Termo cargado, cigarrillos, todavía en pijama, nos sentamos en la puerta de la cocina que da al patio, en el escaloncito de mármol más frío de toda la casa. Había un fresco lindo dando vueltas por las baldosas, necesario para despertar de una vez por todas al sueño que seguía haciendo fiaca en el cuerpo de los dos. Mientras le pasaba el mate dulce, como a él le gusta , pensé que escapase es una gran acto de valentía. Quizás, lo cobarde es permanecer.
Al intuir mi fascinación ante lo revelado, mi abuelo también me contó que su primo estuvo preso de joven por escribir teatro, pero que aún preso, vivía escapando. Chupé la bombilla, que estaba medio tapada, y antes que pueda preguntarle nada, me aclaró: “mentalmente, claro.” Mientras espolvoreaba el azúcar, le dije de modo confuso pero resuelto, que así, estar puede vivirse escapando. “En estado de fuga“, me corrigió asintiendo. Hice silencio y me concentré en volcar la dosis justa de azúcar para que el mate vuelva a tener el mismo sabor que el primero de la ronda, que tanto me había festejado mi abuelo.
Como si hubiese presenciado una epifanía dije en voz alta: “O sea que no hace falta irse para escaparse.
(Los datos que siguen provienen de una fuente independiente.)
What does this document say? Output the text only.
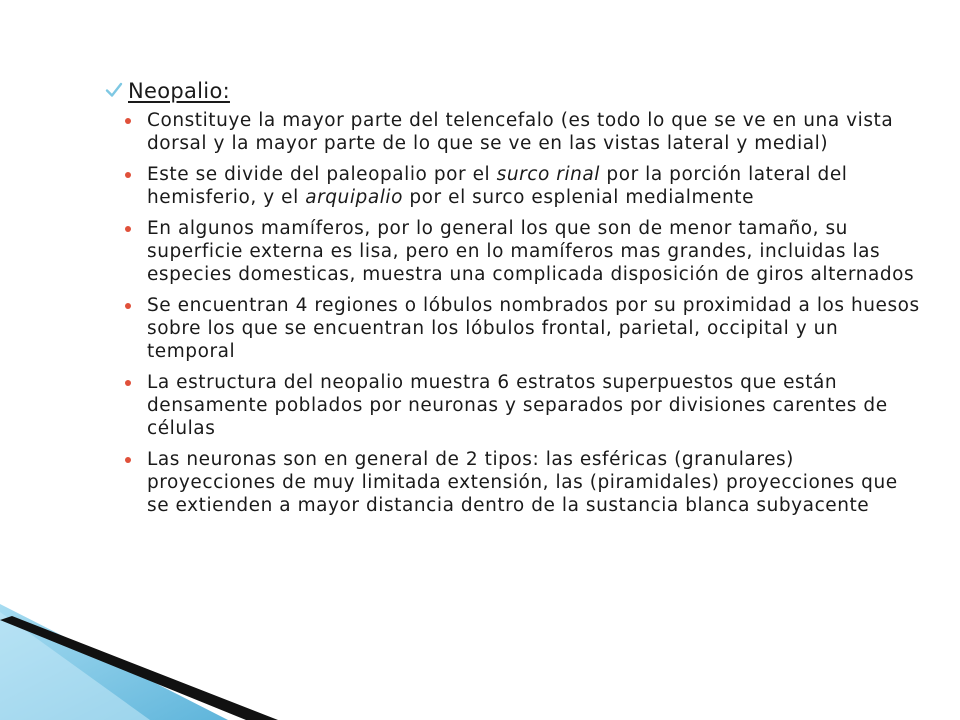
Neopalio:
Constituye la mayor parte del telencefalo (es todo lo que se ve en una vista dorsal y la mayor parte de lo que se ve en las vistas lateral y medial)
Este se divide del paleopalio por el surco rinal por la porción lateral del hemisferio, y el arquipalio por el surco esplenial medialmente
En algunos mamíferos, por lo general los que son de menor tamaño, su superficie externa es lisa, pero en lo mamíferos mas grandes, incluidas las especies domesticas, muestra una complicada disposición de giros alternados
Se encuentran 4 regiones o lóbulos nombrados por su proximidad a los huesos sobre los que se encuentran los lóbulos frontal, parietal, occipital y un temporal
La estructura del neopalio muestra 6 estratos superpuestos que están densamente poblados por neuronas y separados por divisiones carentes de células
Las neuronas son en general de 2 tipos: las esféricas (granulares) proyecciones de muy limitada extensión, las (piramidales) proyecciones que se extienden a mayor distancia dentro de la sustancia blanca subyacente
Pensado, simplemente, se puede perforar muros“. Mi abuelo colgó la mirada en una maceta rota llena de yuyos. Siempre hace lo mismo cuando se hunde en sus pensamientos, cuelga la mirada. Pero cuando amagó a contestar, lo interrumpí con un ¡ay! producto de la feroz mordida de Josefina, la tortuga, en mi dedo gordo del pie. Es curioso, Josefina técnicamente podría clasificarse como una tortuga “de cemento”, porque el patio de la casa de mis abuelos nunca tuvo pasto y desde chiquita -no sé cual es el equivalente de cachorra para tortuga- caminó sobre un piso áspero y duro, de cemento alisado. "¡Buen día, gorda! ¿Vos también madrugaste?", mi abuelo le a habla sus tortugas. Yo también les hablo, pero la diferencia es que él recibe respuesta.
Rápido cebé otro mate y se lo pasé, intentando remendar el clima. Quería seguir hablando. Empujando a Josefina con la mano, mi abuelo achinó la mirada y deslizó un: “Claro, Julita, y no hace falta estar preso para darse cuenta.” Aproveché que estiraba su turno y se calentaba las manos con el mate para prenderme un pucho. Tenía razón el abu, y que bien se sentía escuchar su voz a la mañana. El patio vacio ofrecía una acústica perfecta, sus palabras sonaban límpias y frescas. “No hace falta estar preso, para sentirse preso”, pensé en voz alta y solté el humo. Subió las cejas y bajo los párpado al mismo tiempo y me dijo que sí, pero que el asunto no es tan obvio como parece. Seguido, me sacó el cigarrillo de la mano con confianza y antes de pitar enunció: “Saltar cada tanto por la ventana es un buen ejercicio. Solo que hay veces que la gente no quiere hacerle frente al miedo del marco, su filo y la potencial cicatriz.”
Ya eran como las once y media, y Josefina y las otras tortugas tenían hambre y comenzaban a aparecer de entre la jungla oscura de macetas. Querían que les arrancásemos las rosa-chinas dulces que tiene mi abuela en la terraza, donde ellas no tienen acceso. No les gusta los pétalos de malvón, ni de geranio, ni mucho menos los helechos de las paredes. Estaba por levantarme cuando mi abuelo me dijo: “Que sientan el hambre un rato más. Después van a comer mejor.” Yo me quedé quieta y me distraje con un panadero. No hablamos más hasta el almuerzo. Seguimos tomando el mate, lavado y sin azúcar, en silencio, compartiendo los cigarrillos y mirando a las tortugas tener hambre.